No Rugby Championship, todos os times se enfrentam duas vezes. O calendário é composto da seguinte maneira:

  • Duas semanas de jogos entre equipes do “mesmo lado do mundo”, isto é, dois jogos seguidos entre Nova Zelândia e Austrália, de um lado, e África do Sul e Argentina, do outro lado, nos dias 18 e 25 de agosto;
  • O fim de semana de 1º de setembro é de folga;
  • Nos dias 8 e 15 de setembro África do Sul e Argentina estarão na Oceania visitando Austrália e Nova Zelândia;
  • Uma nova folga ocorrerá no fim de semana do dia 22 de setembro;
  • E nos dias 29 de setembro e 06 de outubro Austrália e Nova Zelândia visitarão África do Sul e Argentina;

Já o sistema de pontuação segue o sistema francês, que ganhou o Hemisfério Sul:

  • A vitória marcando 3 tries a mais que o oponente vale 5 pontos;
  • A vitória marcando por diferença menor de 3 tries vale 4 pontos;
  • O empate vale 2 pontos;
  • A derrota por 7 pontos ou menos de diferença vale 1 pontos;
  • E a derrota por mais de 7 pontos de diferença não rende pontos;

 

All Blacks invencíveis?

A Nova Zelândia é o time a ser batido no planeta oval a 1 ano da Copa do Mundo. Campeões em 2016 e 2017, os All Blacks são novamente favoritos:

  • A última derrota neozelandesa ocorreu em outubro passado diante da Austrália.

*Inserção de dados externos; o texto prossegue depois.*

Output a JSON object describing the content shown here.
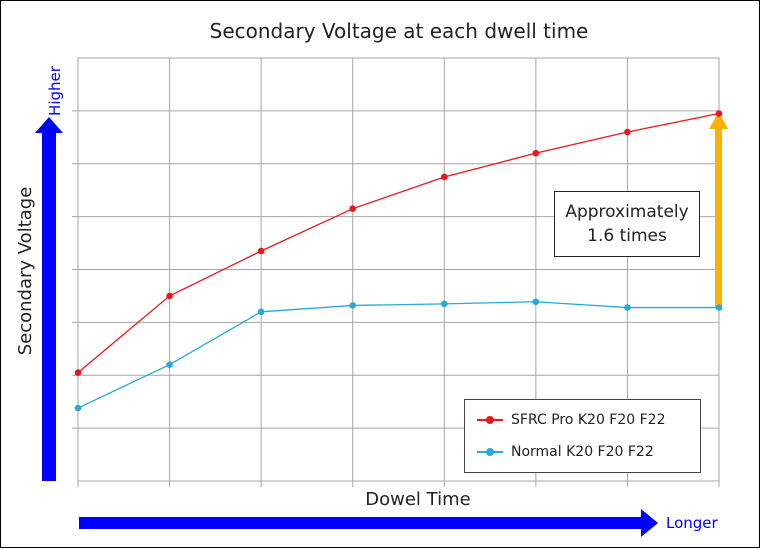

A última derrota contra a África do Sul ocorreu em 2014, enquanto a Argentina jamais derrotou os neozelandeses;
  • Em 2018, foram 3 jogos e 3 vitórias sobre a França – porém, todos os jogos foram tomados por polêmicas de arbitragem;
  • Steve Hansen, técnico dos All Blacks, vem promovendo uma gradual renovação no poderoso elenco neozelandês, contando com veteranos do calibre de Kieran Read, Sam Whitelock, Aaron ou Ben Smith, jogadores no auge como Beauden Barrett e Rieko Ioane e novas promessas;
  • Olhos para jogadores jovens brilhante como o pilar Karl Tu’inukuafe, o asa Shannon Frizell, o abertura Richie Mo’unga, o centro Jack Goodhue e o fullback Jordie Barrett;
  • A forma dos times neozelandeses no Super Rugby anima o torcedor, com 4 das 6 melhores campanhas da competição sendo de times do país – Crusaders (campeão), Hurricanes, Chiefs e Highlanders;

 

Wallabies sob pressão

Michael Cheika, técnico da Austrália, passou por altos e baixos no comando de sua equipe e vai ao Rugby Championship com a missão de preparar o time para o ano crucial de Copa do Mundo que será 2019:

  • Apesar de viver na montanha-russa, a Austrália vem sendo o único do Hemisfério Sul capaz de tirar pontos dos All Blacks. Porém, os Wallabies não são capazes de vencerem a Bledisloe Cup – a melhor de 3 partidas anuais contra os All Blacks – desde 2002, estando sob uma imensa pressão popular para conseguir quebrar esse tabu;
  • 2018 não largou bem para os Wallabies, que sofreram 2 derrotas em casa em junho para a Irlanda;
  • No Super Rugby, enquanto os Waratahs – de Kurtley Beale e do polêmico Israel Folau – foram bem, os demais times sequer conseguiram vaga no mata-mata. Porém, comparando-se com a campanha australiana na liga de 2017, 2018 foi melhor;
  • Cheika também apostou numa renovação gradual. Entre os veteranos, além de Beale e Folau, os Wallabies contam com Will Genia em grande forma e com as voltas preciosas de David Pocock e Polotau-Nau para os avançados. A eles se somam jovens revelações, como o hooker Paenga-Amosa ou o fullback Tom Banks;

 

Springboks em reconstrução

A África do Sul viveu o fundo do poço nos últimos anos mas esboça crescimento agora com um novo técnico desde junho, Rassie Erasmus, que já devolveu os Springboks ao brilho com 2 vitórias em casa sobre a Inglaterra.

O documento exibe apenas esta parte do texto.